Frazza used this senior thesis as an addition to her applications to University of Chicago Divinity School, Candler School of Theology at Emory University, Duke Divinity School, Vanderbilt Divinity School and Yale Divinity School. Though the paper is still a work in progress, the research she had gathered, along with what she learned at Manhattan College, impressed these institutions — especially Yale.
“I’ve met many academics who are great at engaging ideas and I’ve met activists who can listen to the needs of people on the margins, but it’s rare to see a student who can so skillfully do both,” Ahern said. “Isabel shows the real potential of both a Religious Studies or Peace and Justice Studies Major at Manhattan College.”
But before any plans of post-grad education or Catholic reformation, Frazza was known by her peers as a student leader, one who served on the student government board for two of her three years. Frazza was first elected as the vice president of the freshman class in 2019, and later became vice president of the school of liberal arts during the 2021-2022 school year. Between these sessions, Frazza served as secretary of the senate.
“I feel like [vice president of the freshman class] was one of the biggest roles that I’ve had so far, because freshmen, we obviously have a lot of questions. We’re trying to figure out life at Manhattan College, and how we can have our voice heard,” Frazza said.
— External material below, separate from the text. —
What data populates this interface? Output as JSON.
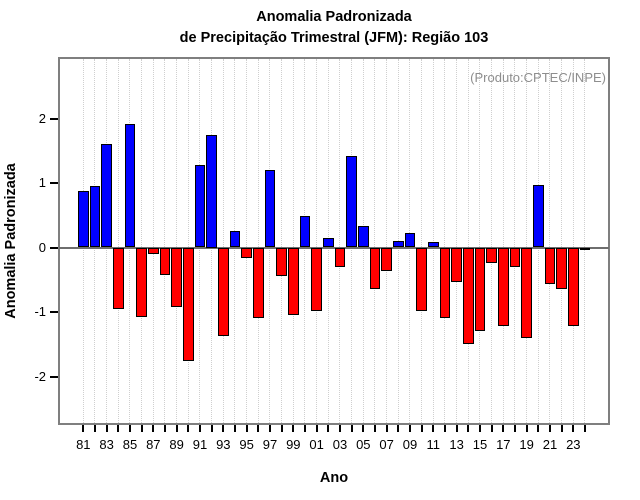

Frazza has used her positions to advocate for mental health on campus, especially after her first term on the student government board was cut short by COVID-19. According to her, the pandemic gave room for over-involved students, like herself, to take a step back and learn how to assume a less demanding role while remaining a leader on campus.
“I definitely recommend that freshmen do not take on too much … easier said than done,” Frazza said. “The burnout is … real. But with the pandemic, everything slowed down a little bit, so I guess that’s one good thing that came out of it.”
Frazza’s original career goal was to attend law school after graduation, but after time to reflect during the pandemic, she realized it was more important to do something that made her happy, rather than what may have been expected of her by others.
“I like, sat back, and I thought, what do I actually want? To do what’s going to make me happy, regardless of what other people may want me to do or or list of like, ideas that my younger self wanted me to pursue. That kind of led me to pursue an unconventional degree and like a not so guaranteed career. Because I think I have experienced that burnout,” Frazza said.
With mental health being on the forefront of her academic experience, Frazza credits her professors for putting their students’ needs above that of assignment deadlines or classwork.
“At Manhattan College the professors have always made space to talk about things and when they’ve noticed students being stressed, because of the small classroom environments, there’s like that personal connection,” Frazza said. “You as a person come before and the due dates are like this class is not more important than your well being so that’s really helpful.”
As Frazza continues her passions in hopes of one day earning her doctorate degree and becoming a professor of religious studies, her teachers are cheering her on from Manhattan College — especially David Bollert, Ph.D.
“Isabel is a born philosopher, one whose thinking is rigorous, creative, and deep,” Bollert said. “She is Socratic in her approach to class conversation — listening to and building on her peers’ observations — and her commitment to shared exploration is Lasallian in spirit and practice. I have learned much from Isabel, and I am thankful for it. She will thrive at Yale.”